Gregory plans to attend the Republican Convention this week as a guest of delegate Oleg Ivutin, a Smyrna resident who owns Cross Country Supply manufacturing firm.
   
Ivutin said he’s not known “Charlie” very long, but is already impressed with him.
   
“Charlie is a man of his word. You’re not going to see Charlie taking money from special interests. If we have even 20 percent of Georgia state representatives like Charlie, who are not RINOS, not representing special interests, the state will see a change immediately,” Ivutin said. RINO stands for Republican in Name Only.
   
Since the July 31 primary, Gregory said he has received telephone calls from House Speaker David Ralston and others in the House leadership.
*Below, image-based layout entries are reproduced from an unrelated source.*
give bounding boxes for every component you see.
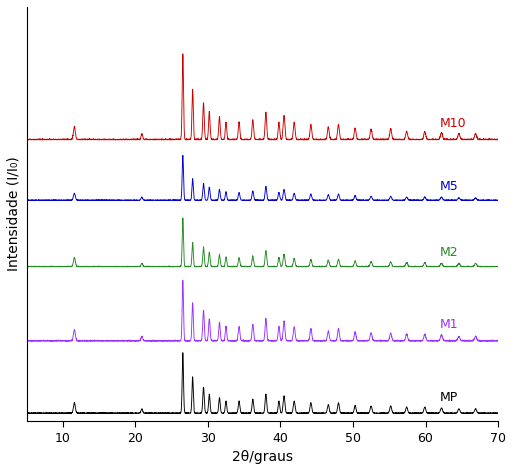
Text: M1: M1 xyxy=(440,318,459,331)
Y-axis label: Intensidade (I/I₀): Intensidade (I/I₀) xyxy=(7,157,21,271)
Text: MP: MP xyxy=(440,390,458,404)
Text: M5: M5 xyxy=(440,179,459,193)
Text: M2: M2 xyxy=(440,246,459,259)
Text: M10: M10 xyxy=(440,117,467,130)
X-axis label: 2θ/graus: 2θ/graus xyxy=(232,450,293,464)
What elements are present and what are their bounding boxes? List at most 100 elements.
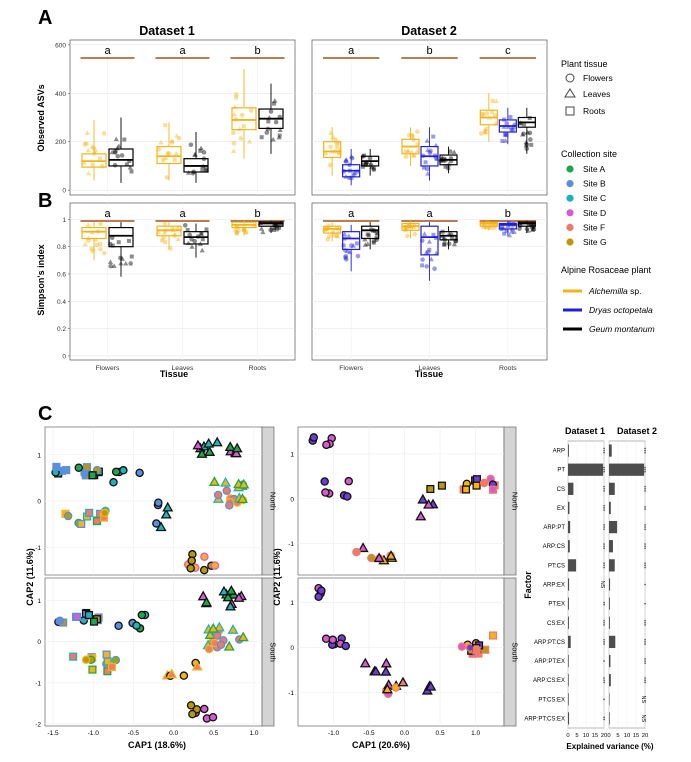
panel-c-d1-strip-label: North xyxy=(269,492,278,510)
panel-a-d2-point xyxy=(523,142,529,148)
panel-a-d2-point xyxy=(367,156,373,161)
panel-a-d2-point xyxy=(451,149,457,155)
panel-a-d2-point xyxy=(524,129,531,135)
variance-bar xyxy=(609,540,613,553)
panel-a-d1-point xyxy=(231,111,237,117)
panel-a-d2-point xyxy=(343,158,349,163)
panel-b-d2-point xyxy=(449,236,454,241)
panel-b-d1-point xyxy=(116,240,121,245)
panel-a-d2-point xyxy=(425,147,431,153)
panel-a-d2-point xyxy=(441,158,446,163)
legend-site-label: Site C xyxy=(583,193,606,203)
variance-bar xyxy=(609,635,616,649)
variance-bar xyxy=(568,597,569,610)
panel-c-d2-point xyxy=(415,510,427,521)
panel-b-d2-point xyxy=(371,238,377,244)
variance-title-dataset1: Dataset 1 xyxy=(565,426,605,436)
variance-signif: * xyxy=(640,603,646,606)
panel-c-d1-point xyxy=(207,622,219,633)
panel-a-d2-sig-letter: b xyxy=(426,45,432,57)
panel-a-d2-point xyxy=(502,138,509,143)
panel-c-d2-xtick-label: 0.5 xyxy=(436,730,445,737)
panel-b-d1-point xyxy=(199,247,205,253)
panel-b-d1-point xyxy=(82,241,88,247)
variance-bar xyxy=(568,463,604,476)
variance-signif: *** xyxy=(599,447,605,454)
variance-bar xyxy=(609,444,612,457)
panel-a-d1-point xyxy=(163,123,168,128)
panel-a-d2-point xyxy=(442,156,447,161)
legend-site-label: Site F xyxy=(583,222,605,232)
panel-c-d1-point xyxy=(111,655,121,665)
panel-a-d1-point xyxy=(169,138,175,143)
panel-b-d1-point xyxy=(192,238,198,244)
panel-c-d1-point xyxy=(225,584,237,595)
panel-c-d2-ytick-label: 0 xyxy=(290,645,294,652)
y-axis-label-b: Simpson's index xyxy=(36,244,46,315)
panel-a-d1-point xyxy=(239,112,245,118)
panel-b-d1-point xyxy=(161,230,168,235)
panel-c-d2-point xyxy=(341,641,350,651)
panel-b-d2-box xyxy=(342,231,361,251)
panel-a-d2-point xyxy=(504,133,509,138)
panel-b-d1-point xyxy=(232,227,239,232)
variance-signif: *** xyxy=(599,620,605,627)
variance-signif: *** xyxy=(640,658,646,665)
panel-a-d2-point xyxy=(371,167,377,172)
panel-a-d2-point xyxy=(405,148,411,153)
panel-b-d1-point xyxy=(236,228,241,233)
panel-a-d2-point xyxy=(407,132,412,137)
panel-a-d1-ytick-label: 600 xyxy=(55,42,66,49)
panel-a-d2-point xyxy=(368,160,374,166)
panel-a-d2-point xyxy=(483,129,489,135)
panel-b-d1-point xyxy=(235,224,240,229)
panel-c-d2-point xyxy=(381,683,393,694)
panel-c-d1-xtick-label: -1.5 xyxy=(47,730,59,737)
panel-c-d2-ytick-label: -1 xyxy=(288,541,294,548)
panel-c-d2-point xyxy=(359,657,371,668)
panel-b-d2-point xyxy=(343,255,348,260)
panel-b-d1-ytick-label: 0.6 xyxy=(57,271,66,278)
panel-a-d2-point xyxy=(351,172,356,177)
panel-a-d1-point xyxy=(116,143,122,148)
panel-c-d2-point xyxy=(461,485,471,494)
panel-b-d1-point xyxy=(234,231,239,236)
panel-c-d2-strip-label: North xyxy=(511,492,520,510)
panel-a-d2-point xyxy=(422,165,427,170)
panel-a-d1-point xyxy=(112,162,118,168)
panel-b-d2-point xyxy=(365,232,370,237)
panel-a-d1-point xyxy=(174,133,180,138)
legend-site-dot xyxy=(566,194,574,202)
panel-a-d1-point xyxy=(119,153,125,158)
panel-a-d2-point xyxy=(443,164,448,169)
panel-a-d2-point xyxy=(439,155,445,160)
variance-bar xyxy=(568,520,571,534)
legend-site-label: Site G xyxy=(583,237,607,247)
variance-xtick-label: 0 xyxy=(566,733,569,739)
panel-c-d1-point xyxy=(222,486,232,495)
panel-c-d2-point xyxy=(344,476,353,486)
panel-b-d2-point xyxy=(345,248,351,254)
variance-signif: ** xyxy=(599,716,605,721)
panel-c-d1-ytick-label: 1 xyxy=(37,452,41,459)
panel-b-d2-point xyxy=(530,226,536,231)
panel-a-d2-point xyxy=(409,132,415,138)
legend-site-dot xyxy=(566,180,574,188)
panel-c-d1-point xyxy=(212,631,222,641)
variance-signif: *** xyxy=(599,524,605,531)
panel-b-d2-point xyxy=(484,225,489,230)
panel-b-d1-point xyxy=(182,223,188,228)
panel-c-d2-point xyxy=(380,657,392,668)
panel-b-d2-point xyxy=(482,223,487,228)
panel-c-d2-point xyxy=(472,646,481,655)
panel-b-d2-point xyxy=(483,224,490,230)
panel-a-d2-point xyxy=(423,160,428,165)
panel-a-d1-point xyxy=(99,163,105,169)
panel-b-d2-point xyxy=(354,241,359,246)
panel-b-d2-point xyxy=(420,257,425,262)
panel-b-d1-ytick-label: 0.8 xyxy=(57,244,66,251)
panel-c-d1-point xyxy=(213,621,225,632)
panel-c-d1-point xyxy=(186,563,195,573)
panel-a-d2-point xyxy=(480,111,485,116)
variance-signif: *** xyxy=(599,505,605,512)
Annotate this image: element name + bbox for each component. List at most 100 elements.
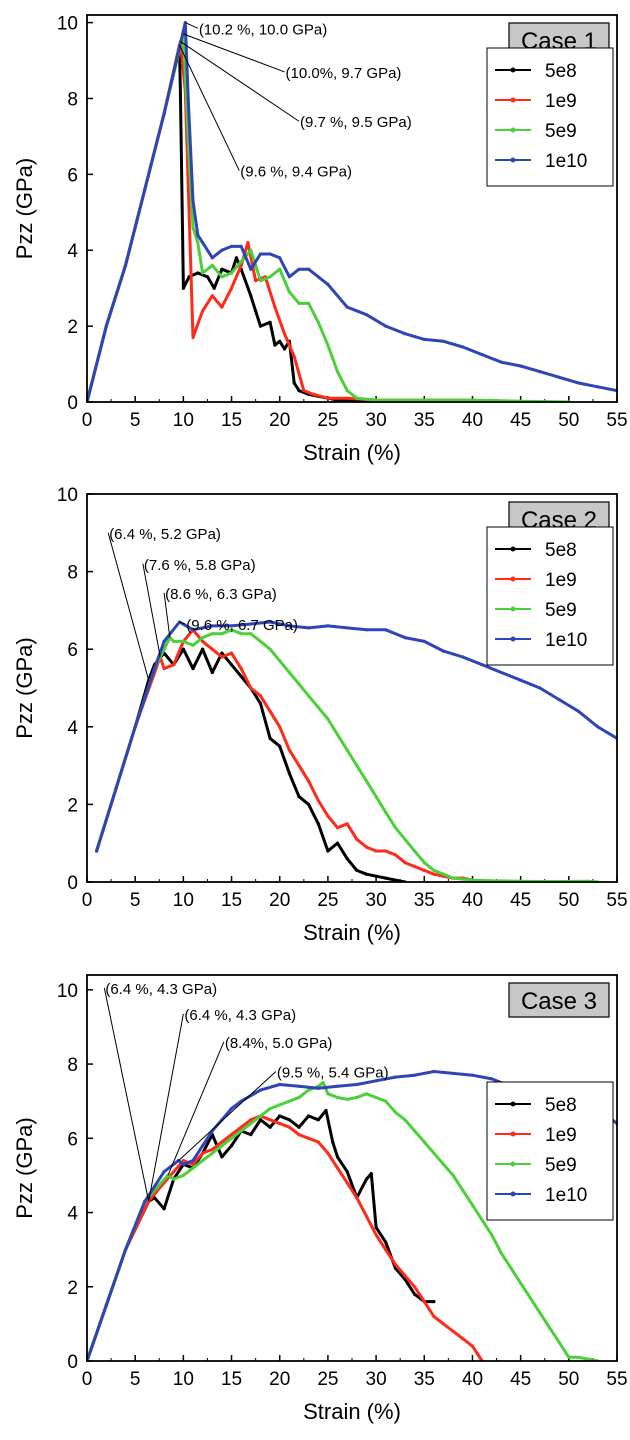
data-point — [490, 1077, 494, 1081]
data-point — [229, 1136, 234, 1140]
data-point — [254, 309, 258, 313]
data-point — [162, 639, 166, 644]
data-point — [249, 248, 253, 252]
data-point — [273, 305, 277, 309]
annotation-leader — [103, 987, 150, 1202]
data-point — [220, 1155, 224, 1159]
y-axis-label: Pzz (GPa) — [12, 158, 37, 259]
data-point — [229, 271, 234, 275]
data-point — [422, 1300, 426, 1304]
data-point — [278, 1082, 282, 1087]
data-point — [413, 849, 417, 853]
data-point — [181, 647, 185, 651]
legend-marker — [510, 67, 516, 73]
data-point — [162, 112, 166, 116]
data-point — [297, 1095, 301, 1100]
data-point — [229, 244, 234, 248]
data-point — [268, 620, 272, 624]
x-tick-label: 55 — [606, 890, 627, 911]
data-point — [239, 674, 243, 679]
x-axis-label: Strain (%) — [303, 1399, 401, 1424]
annotation-label: (8.6 %, 6.3 GPa) — [165, 586, 277, 603]
data-point — [201, 639, 205, 644]
data-point — [461, 1337, 465, 1341]
x-tick-label: 15 — [221, 410, 242, 431]
data-point — [210, 294, 214, 298]
legend-label: 1e9 — [545, 1125, 577, 1146]
data-point — [287, 290, 291, 294]
data-point — [258, 639, 263, 644]
data-point — [364, 628, 369, 632]
annotation-label: (7.6 %, 5.8 GPa) — [144, 557, 256, 574]
data-point — [557, 698, 561, 702]
legend-marker — [510, 1101, 516, 1107]
data-point — [432, 872, 436, 876]
data-point — [201, 636, 205, 640]
data-point — [311, 392, 316, 396]
annotation-leader — [163, 592, 171, 638]
data-point — [403, 1118, 407, 1122]
data-point — [246, 241, 250, 245]
data-point — [249, 1133, 253, 1137]
legend-label: 5e8 — [545, 540, 577, 561]
data-point — [297, 1133, 301, 1137]
data-point — [249, 632, 253, 636]
series-line-5e9 — [95, 628, 600, 882]
data-point — [538, 370, 542, 374]
data-point — [470, 398, 475, 402]
data-point — [374, 1225, 378, 1229]
data-point — [499, 360, 503, 364]
data-point — [268, 320, 272, 324]
data-point — [335, 1084, 340, 1088]
y-tick-label: 4 — [67, 1204, 78, 1225]
data-point — [258, 324, 263, 328]
data-point — [258, 694, 263, 698]
data-point — [254, 279, 258, 283]
series-line-1e9 — [95, 628, 484, 882]
data-point — [292, 354, 296, 359]
data-point — [307, 779, 311, 783]
data-point — [123, 1248, 128, 1252]
data-point — [210, 256, 214, 260]
case-label: Case 3 — [521, 988, 597, 1015]
data-point — [268, 1107, 272, 1111]
x-tick-label: 50 — [558, 1369, 579, 1390]
legend-label: 5e8 — [545, 61, 577, 82]
data-point — [229, 1133, 234, 1137]
data-point — [258, 279, 263, 283]
data-point — [441, 649, 446, 653]
data-point — [268, 275, 272, 279]
y-tick-label: 2 — [67, 317, 78, 338]
data-point — [326, 849, 330, 853]
data-point — [326, 1092, 330, 1096]
data-point — [345, 1170, 349, 1174]
data-point — [201, 1159, 205, 1163]
legend-label: 1e10 — [545, 630, 587, 651]
data-point — [528, 1296, 532, 1300]
legend-marker — [510, 576, 516, 582]
data-point — [519, 1281, 523, 1285]
x-tick-label: 10 — [173, 1369, 194, 1390]
annotation-leader — [185, 22, 199, 29]
data-point — [557, 1340, 561, 1344]
data-point — [191, 1166, 195, 1170]
annotation-label: (8.4%, 5.0 GPa) — [225, 1035, 333, 1052]
plot-frame — [86, 974, 618, 1362]
legend-marker — [510, 606, 516, 612]
data-point — [490, 1233, 494, 1237]
data-point — [287, 670, 291, 675]
plot-frame — [86, 493, 618, 883]
data-point — [191, 628, 195, 632]
data-point — [384, 810, 388, 814]
chart-panel-1: 0 5 10 15 20 25 30 35 40 45 50 55 0 2 4 6 8 10 (10.2 %, 10… — [12, 14, 628, 465]
data-point — [393, 853, 397, 857]
data-point — [287, 275, 291, 279]
data-point — [335, 1155, 340, 1159]
data-point — [273, 343, 277, 347]
data-point — [239, 1129, 243, 1133]
x-tick-label: 25 — [317, 890, 338, 911]
data-point — [191, 225, 195, 230]
y-tick-label: 10 — [57, 485, 78, 506]
data-point — [369, 1172, 373, 1176]
x-tick-label: 45 — [510, 890, 531, 911]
He’s still deciding what committees he hopes to serve on. Those appointments are usually made in January, near the start of the session.
   
There are those who come away from the Georgia Legislature saying they need a bath after witnessing all the wheeling and dealing that goes on there. Yet Gregory maintains the way to avoid corruption is to have a core set of values to begin with.
   
“You have to have a set of principles to fall back on, and that is I think maybe where some people that enter politics and get into the Legislature for the wrong reasons maybe run into a problem. They don’t go down knowing, ‘yes, I’m going down to follow the Constitution. I’m going down to support the message of liberty,’ which is a finite set of principles to fall back on. A lot of people just go for various reasons.”
   
Gregory cites the 1850-era book “The Law” by Claude Frédéric Bastiat as his favorite book.
   
“It’s a relatively short book, and it is a 17th/18th century political writer, and he’s discussing what law is and what it should be and that law is designed to protect the life, liberty and property of individuals. That’s what it was made for. Individually, we have the God given or the inherent right to protect our own lives, our own liberty and freedom and our own property. The law was originally created as a collective force to defend those, (but) it has become a tool for plunder or theft from a group of people. (Bastiat) really just outlines what law is supposed to be and what it’s supposed to be limited to.”